What the Lloyds Co-Op sale means for customers
Filed under: Current Accounts
So if your branch is one of those sold, what does it mean for you?
The branchesThe branches include some of the ones branded as Cheltenham and Gloucester (which is part of the Lloyds group) and Lloyds TSB in Scotland. If you happen to hold your account in one of these branches you don't need to do anything just yet. Nothing will happen immediately, and you will be sent a letter by the bank before you are affected at all.
The deal isn't even due to be finalised until the end of 2013, and has to be approved by the FSA, so there's no need to rush any decisions.
ChangesOver time, these branches will be rebranded as TSB, and your account will be transferred to be managed by the Co-Op, so your account, your debit card and your cheque book will change. There is some confusion over whether you will get a new account number and sort code. Lloyds is saying that you won't but the Co-Op says it is too early to tell.
The transfer will be managed by the bank, but you would be wise to keep an eye on it during the changeover to make sure nothing goes awry. Again, you will receive a letter announcing these changes long before you are affected. If you tend to bank in the branch itself, there should be no changes to the staff, so you will still see the same people you have always dealt with.
Long-term changesThere has been some talk that these TSB branches will eventually rebrand as Co-Op, but there is no timeline for this, so once you are part of TSB, that is all the change you'll see for a while to the name of your bank.
There's a good chance that the terms and conditions on your account will change. One thing that's worth keeping an eye on is that Lloyds current accounts are unusual in that they pay interest on positive balances, so it will be worth seeing whether this feature remains after the transfer - and how much of an impact it will have on you.
Other than that, neither of the two banks tend to set the world alight with competitive offers, so there is unlikely to be any major change - although of course it is worth checking any correspondence very closely to see how your products are affected.
AdvantagesOne real plus point is customer service, for which The Co-Operative Bank tends to receive very high scores. In the most recent Which? survey of banking customer service, it came second, with a rating of 79% - second only top long-time table-topper First Direct.
The only proviso here is that the deal will dramatically change the Co-Op - more than doubling the branch network and taking it from holding 1% of the market to 7%. It has bought three call centres as part of the deal, and Lloyds is paying for the rebrand to TSB. However, we cannot tell at this stage what difference these changes will make - if any - to the service.
Another benefit customers may like is that their new bank will follow the ethical ethos of the co-op.

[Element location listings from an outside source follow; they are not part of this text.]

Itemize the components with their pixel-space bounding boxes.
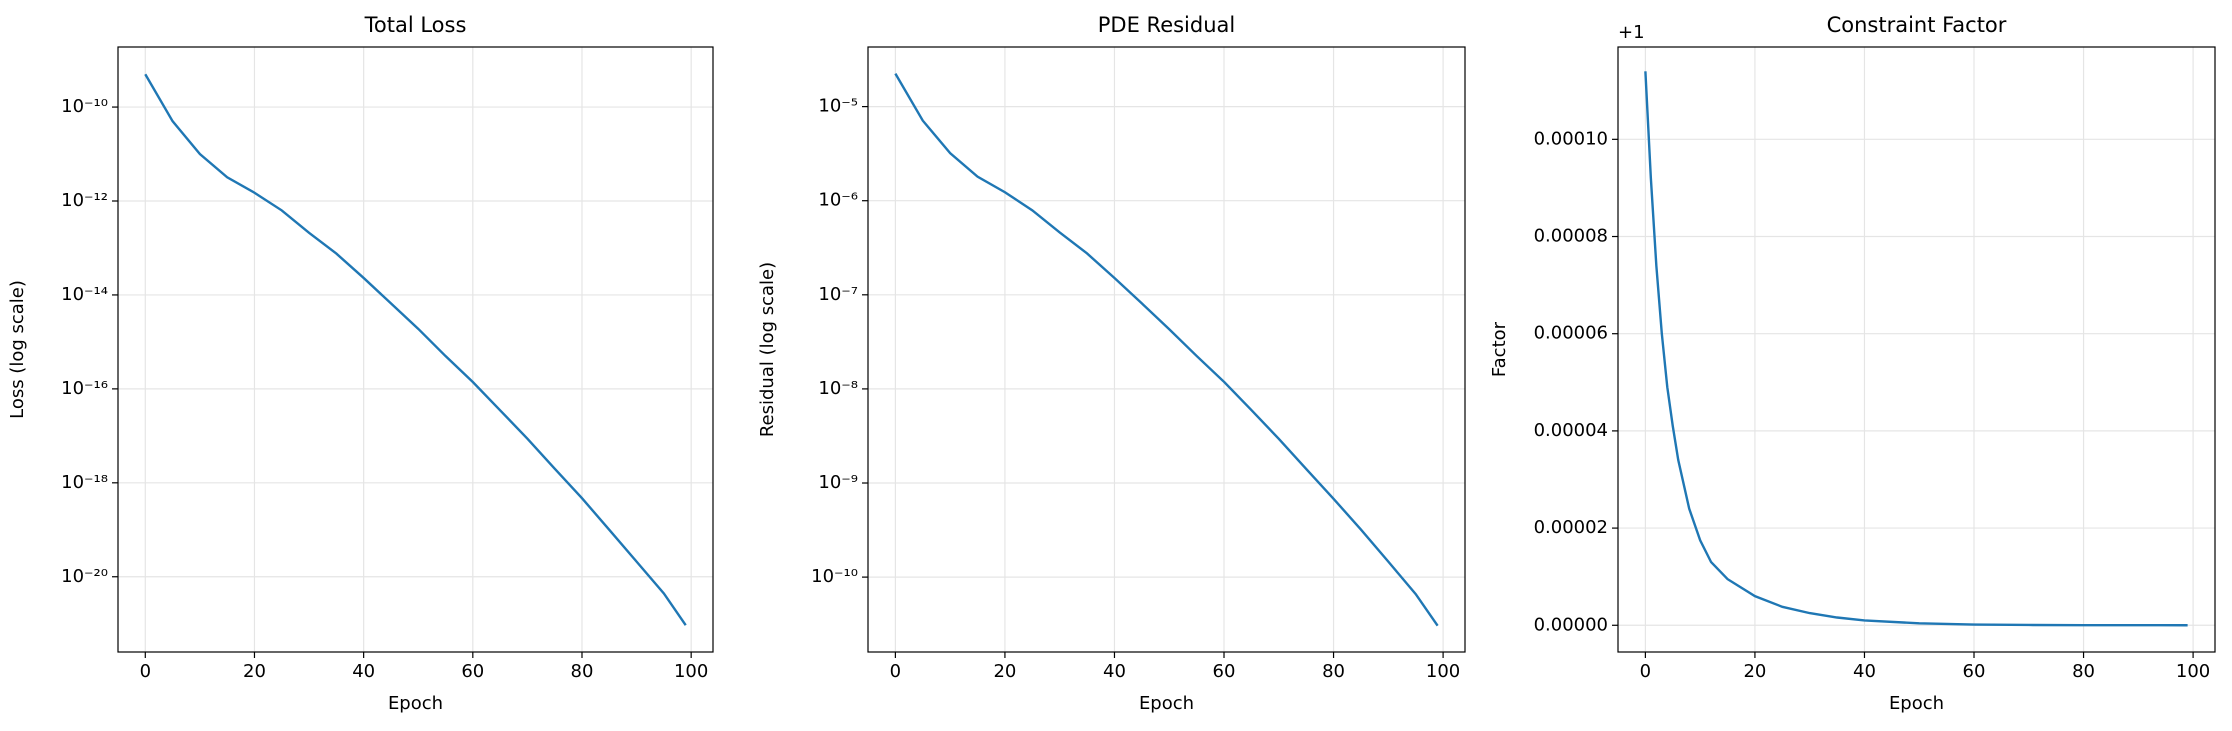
y-tick-label: 10⁻¹⁸ [61, 472, 108, 493]
y-tick-label: 10⁻²⁰ [61, 566, 108, 587]
y-axis-label: Residual (log scale) [757, 262, 778, 437]
chart-title: Constraint Factor [1827, 13, 2007, 37]
chart-title: PDE Residual [1098, 13, 1235, 37]
x-axis-label: Epoch [388, 693, 443, 714]
x-tick-label: 100 [674, 661, 708, 682]
y-tick-label: 10⁻⁹ [818, 472, 858, 493]
x-tick-label: 100 [1426, 661, 1460, 682]
y-tick-label: 10⁻⁵ [818, 96, 858, 117]
x-tick-label: 20 [993, 661, 1016, 682]
x-tick-label: 100 [2176, 661, 2210, 682]
x-tick-label: 60 [1213, 661, 1236, 682]
x-tick-label: 0 [1640, 661, 1651, 682]
x-tick-label: 20 [243, 661, 266, 682]
axes-frame [867, 46, 1466, 653]
y-tick-label: 10⁻¹² [61, 190, 108, 211]
x-tick-label: 80 [571, 661, 594, 682]
y-tick-label: 0.00002 [1534, 517, 1608, 538]
data-line [1644, 71, 2188, 627]
x-tick-label: 20 [1743, 661, 1766, 682]
x-tick-label: 80 [2072, 661, 2095, 682]
y-tick-label: 10⁻⁸ [818, 378, 858, 399]
x-tick-label: 80 [1322, 661, 1345, 682]
axes-frame [117, 46, 714, 653]
y-axis-label: Loss (log scale) [7, 280, 28, 419]
y-tick-label: 0.00008 [1534, 226, 1608, 247]
x-tick-label: 0 [890, 661, 901, 682]
y-tick-label: 10⁻¹⁶ [61, 378, 108, 399]
x-tick-label: 0 [140, 661, 151, 682]
y-tick-label: 10⁻⁶ [818, 190, 858, 211]
y-tick-label: 0.00010 [1534, 128, 1608, 149]
x-tick-label: 60 [1963, 661, 1986, 682]
y-tick-label: 0.00006 [1534, 323, 1608, 344]
x-axis-label: Epoch [1139, 693, 1194, 714]
y-tick-label: 10⁻⁷ [818, 284, 858, 305]
data-line [144, 73, 687, 626]
x-tick-label: 40 [1853, 661, 1876, 682]
chart-title: Total Loss [364, 13, 467, 37]
y-axis-label: Factor [1489, 321, 1510, 377]
y-tick-label: 0.00000 [1534, 614, 1608, 635]
x-tick-label: 60 [461, 661, 484, 682]
y-tick-label: 10⁻¹⁴ [61, 284, 108, 305]
y-tick-label: 0.00004 [1534, 420, 1608, 441]
axes-frame [1617, 46, 2216, 653]
y-tick-label: 10⁻¹⁰ [811, 566, 858, 587]
y-tick-label: 10⁻¹⁰ [61, 96, 108, 117]
x-tick-label: 40 [1103, 661, 1126, 682]
x-axis-label: Epoch [1889, 693, 1944, 714]
data-line [894, 73, 1439, 627]
offset-label: +1 [1618, 22, 1645, 43]
x-tick-label: 40 [352, 661, 375, 682]
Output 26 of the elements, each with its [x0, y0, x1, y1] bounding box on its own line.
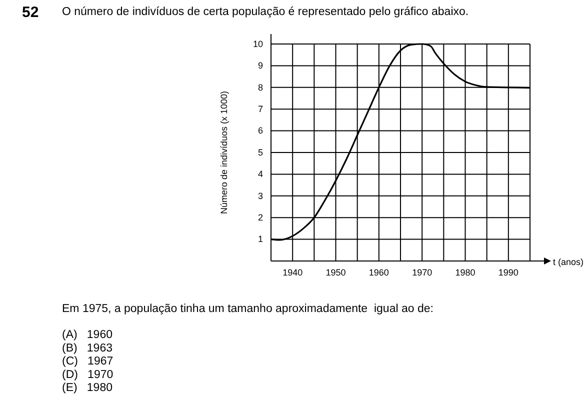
- text: (A) 1960: [62, 329, 112, 341]
- text: 52: [22, 4, 39, 21]
- y-tick-label: 4: [258, 169, 263, 180]
- y-tick-label: 10: [252, 38, 263, 49]
- text: (C) 1967: [62, 356, 114, 368]
- y-tick-label: 6: [258, 126, 263, 136]
- x-tick-label: 1950: [326, 267, 346, 278]
- y-tick-label: 8: [258, 82, 263, 92]
- text: Em 1975, a população tinha um tamanho aproximadamente igual ao de:: [62, 303, 434, 315]
- text: (E) 1980: [62, 382, 112, 394]
- x-tick-label: 1940: [282, 267, 303, 278]
- chart-title: O número de indivíduos de certa população é representado pelo gráfico abaixo.: [62, 6, 469, 18]
- x-tick-label: 1990: [498, 267, 518, 278]
- y-axis-title: Número de indivíduos (x 1000): [219, 90, 229, 214]
- y-tick-label: 9: [258, 60, 263, 71]
- x-axis-title: t (anos): [553, 257, 584, 267]
- y-tick-label: 2: [258, 212, 263, 222]
- text: (D) 1970: [62, 368, 114, 381]
- y-tick-label: 1: [258, 234, 263, 244]
- y-tick-label: 7: [258, 104, 263, 114]
- x-tick-label: 1980: [455, 267, 476, 278]
- y-tick-label: 5: [258, 147, 263, 158]
- x-tick-label: 1970: [412, 267, 432, 278]
- y-tick-label: 3: [258, 190, 263, 201]
- text: (B) 1963: [62, 342, 112, 354]
- x-tick-label: 1960: [368, 267, 389, 278]
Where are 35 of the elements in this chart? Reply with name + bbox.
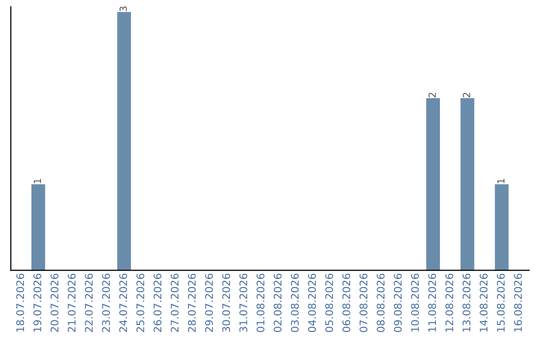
x-tick-label: 26.07.2026 bbox=[154, 274, 162, 332]
x-tick-label: 22.07.2026 bbox=[84, 274, 93, 332]
x-tick-label: 05.08.2026 bbox=[325, 274, 334, 332]
x-tick-label: 21.07.2026 bbox=[68, 274, 76, 332]
x-tick-label: 24.07.2026 bbox=[119, 274, 128, 332]
x-tick-label: 20.07.2026 bbox=[50, 274, 58, 332]
data-label: 3 bbox=[120, 6, 127, 12]
x-tick-label: 14.08.2026 bbox=[480, 274, 488, 332]
x-tick-label: 11.08.2026 bbox=[428, 274, 436, 332]
x-tick-label: 29.07.2026 bbox=[205, 274, 213, 332]
x-tick-label: 08.08.2026 bbox=[376, 274, 385, 332]
x-tick-label: 04.08.2026 bbox=[308, 274, 316, 332]
x-tick-label: 25.07.2026 bbox=[136, 274, 144, 332]
x-tick-label: 27.07.2026 bbox=[170, 274, 179, 332]
x-tick-label: 23.07.2026 bbox=[102, 274, 110, 332]
x-tick-label: 02.08.2026 bbox=[274, 274, 282, 332]
x-tick-label: 30.07.2026 bbox=[222, 274, 230, 332]
x-tick-label: 15.08.2026 bbox=[496, 274, 505, 332]
x-tick-label: 07.08.2026 bbox=[360, 274, 368, 332]
x-tick-label: 10.08.2026 bbox=[411, 274, 419, 332]
x-tick-label: 06.08.2026 bbox=[342, 274, 350, 332]
x-tick-label: 19.07.2026 bbox=[33, 274, 42, 332]
x-tick-label: 16.08.2026 bbox=[514, 274, 522, 332]
data-label: 2 bbox=[428, 92, 436, 98]
x-tick-label: 12.08.2026 bbox=[445, 274, 454, 332]
data-label: 1 bbox=[34, 178, 41, 184]
x-tick-label: 28.07.2026 bbox=[188, 274, 196, 332]
x-tick-label: 18.07.2026 bbox=[16, 274, 24, 332]
x-tick-label: 01.08.2026 bbox=[256, 274, 264, 332]
x-tick-label: 09.08.2026 bbox=[394, 274, 402, 332]
data-label: 1 bbox=[497, 178, 504, 184]
data-label: 2 bbox=[462, 92, 470, 98]
x-tick-label: 03.08.2026 bbox=[290, 274, 299, 332]
x-tick-label: 13.08.2026 bbox=[462, 274, 470, 332]
x-tick-label: 31.07.2026 bbox=[239, 274, 248, 332]
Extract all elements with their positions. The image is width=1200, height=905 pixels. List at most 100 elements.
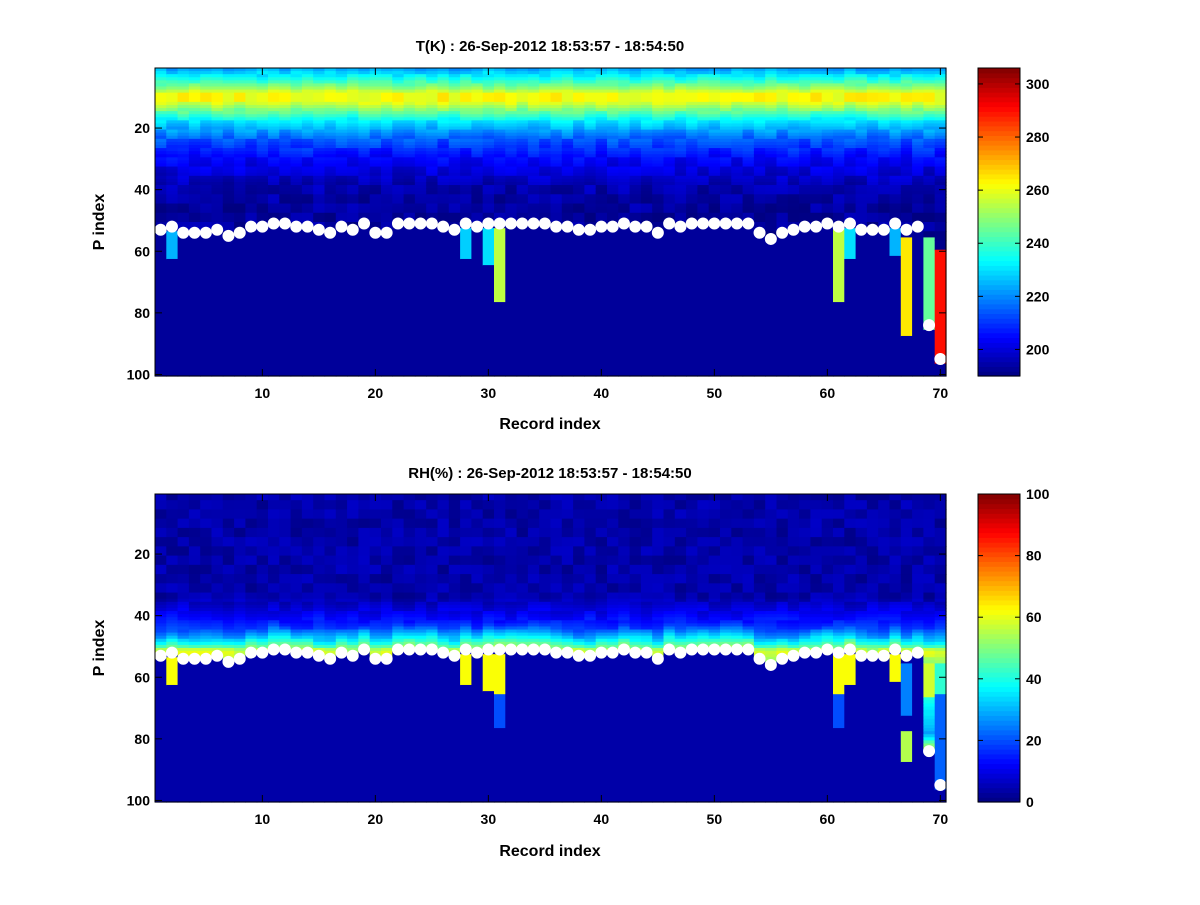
heatmap-cell	[257, 225, 269, 377]
heatmap-cell	[370, 93, 382, 103]
heatmap-cell	[765, 213, 777, 223]
heatmap-cell	[517, 528, 529, 538]
heatmap-cell	[923, 330, 935, 377]
heatmap-cell	[189, 583, 201, 593]
colorbar-segment	[978, 241, 1020, 246]
heatmap-cell	[381, 519, 393, 529]
heatmap-cell	[358, 500, 370, 510]
heatmap-cell	[505, 222, 517, 377]
heatmap-cell	[358, 546, 370, 556]
heatmap-cell	[302, 593, 314, 600]
heatmap-cell	[630, 556, 642, 566]
colorbar-segment	[978, 270, 1020, 275]
heatmap-cell	[584, 519, 596, 529]
heatmap-cell	[404, 519, 416, 529]
heatmap-cell	[460, 228, 472, 259]
heatmap-cell	[551, 225, 563, 377]
heatmap-cell	[279, 222, 291, 377]
heatmap-cell	[754, 213, 766, 223]
colorbar-segment	[978, 169, 1020, 174]
surface-marker	[878, 224, 889, 235]
heatmap-cell	[539, 93, 551, 103]
heatmap-cell	[596, 93, 608, 103]
heatmap-cell	[539, 500, 551, 510]
heatmap-cell	[562, 500, 574, 510]
colorbar-segment	[978, 256, 1020, 261]
heatmap-cell	[517, 593, 529, 600]
heatmap-cell	[551, 583, 563, 593]
heatmap-cell	[438, 225, 450, 377]
colorbar-segment	[978, 82, 1020, 87]
heatmap-cell	[675, 583, 687, 593]
heatmap-cell	[799, 207, 811, 214]
heatmap-cell	[528, 494, 540, 501]
heatmap-cell	[675, 574, 687, 584]
heatmap-cell	[234, 556, 246, 566]
heatmap-cell	[155, 213, 167, 223]
heatmap-cell	[890, 93, 902, 103]
heatmap-cell	[584, 494, 596, 501]
heatmap-cell	[505, 556, 517, 566]
heatmap-cell	[212, 654, 224, 802]
heatmap-cell	[596, 583, 608, 593]
heatmap-cell	[302, 565, 314, 575]
heatmap-cell	[257, 651, 269, 803]
heatmap-cell	[573, 565, 585, 575]
heatmap-cell	[607, 93, 619, 103]
heatmap-cell	[404, 93, 416, 103]
heatmap-cell	[562, 528, 574, 538]
heatmap-cell	[336, 225, 348, 377]
heatmap-cell	[697, 500, 709, 510]
heatmap-cell	[291, 546, 303, 556]
heatmap-cell	[347, 528, 359, 538]
heatmap-cell	[664, 583, 676, 593]
surface-marker	[777, 227, 788, 238]
heatmap-cell	[155, 593, 167, 600]
heatmap-cell	[652, 574, 664, 584]
heatmap-cell	[279, 556, 291, 566]
heatmap-cell	[675, 528, 687, 538]
heatmap-cell	[302, 583, 314, 593]
colorbar-segment	[978, 174, 1020, 179]
heatmap-cell	[155, 537, 167, 547]
heatmap-cell	[155, 528, 167, 538]
heatmap-cell	[257, 519, 269, 529]
heatmap-cell	[392, 574, 404, 584]
heatmap-cell	[573, 546, 585, 556]
heatmap-cell	[788, 228, 800, 376]
heatmap-cell	[573, 93, 585, 103]
surface-marker	[675, 221, 686, 232]
colorbar-segment	[978, 318, 1020, 323]
heatmap-cell	[381, 593, 393, 600]
heatmap-cell	[302, 500, 314, 510]
heatmap-cell	[528, 574, 540, 584]
temperature-x-axis-label: Record index	[499, 416, 600, 433]
heatmap-cell	[415, 222, 427, 377]
heatmap-cell	[166, 593, 178, 600]
heatmap-cell	[697, 519, 709, 529]
heatmap-cell	[381, 500, 393, 510]
heatmap-cell	[573, 583, 585, 593]
surface-marker	[178, 227, 189, 238]
heatmap-cell	[551, 509, 563, 519]
heatmap-cell	[223, 509, 235, 519]
heatmap-cell	[517, 500, 529, 519]
heatmap-cell	[313, 583, 325, 593]
heatmap-cell	[358, 528, 370, 547]
heatmap-cell	[404, 565, 416, 575]
heatmap-cell	[901, 213, 913, 223]
heatmap-cell	[166, 231, 178, 259]
heatmap-cell	[415, 574, 427, 584]
heatmap-cell	[392, 173, 404, 180]
heatmap-cell	[652, 565, 664, 575]
heatmap-cell	[381, 565, 393, 575]
heatmap-cell	[618, 546, 630, 556]
colorbar-segment	[978, 289, 1020, 294]
heatmap-cell	[381, 213, 393, 223]
heatmap-cell	[788, 93, 800, 103]
heatmap-cell	[618, 565, 630, 575]
heatmap-cell	[494, 528, 506, 538]
heatmap-cell	[743, 93, 755, 103]
heatmap-cell	[573, 556, 585, 566]
heatmap-cell	[245, 225, 257, 377]
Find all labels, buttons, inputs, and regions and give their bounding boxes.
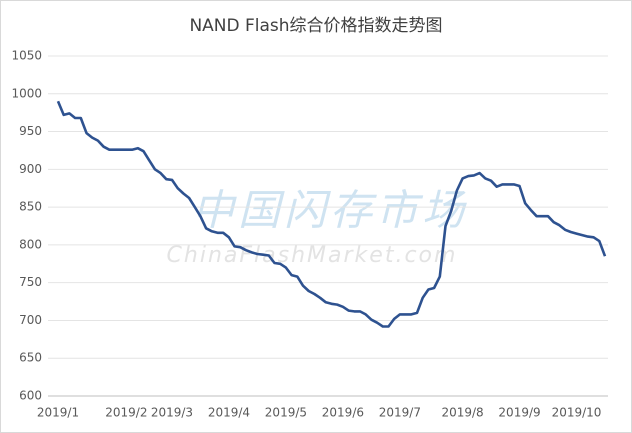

Michael Ossei, personal finance expert at uSwitch.com, says: "Unlike traditional banks, the Co-op's reputation has been left untarnished by the banking crisis, giving them even more of a competitive edge. With this in mind, it's hardly surprising that six out of ten (60%) consumers believe new players, including the Co-op, have learned from the mistakes of the high street banks, while more than half (52%) believe they care more about their customers."
Your optionsOf course, if you are really worried by the move, you don't have to accept it. There is no facility for automatically staying with Lloyds - because trying to poach customers was outlawed by the deal. Therefore you will have to close your account and open a different one at one of the branches that isn't being sold.
Of course, once you have decided to close an account and switch, it raises new possibilities. You don't have to rigidly stick with Lloyds. The time you switch is a great time to take a look at the whole market and ensure you get the account that suits you best.
That way, whatever happens, you will be better off as a result of the sale.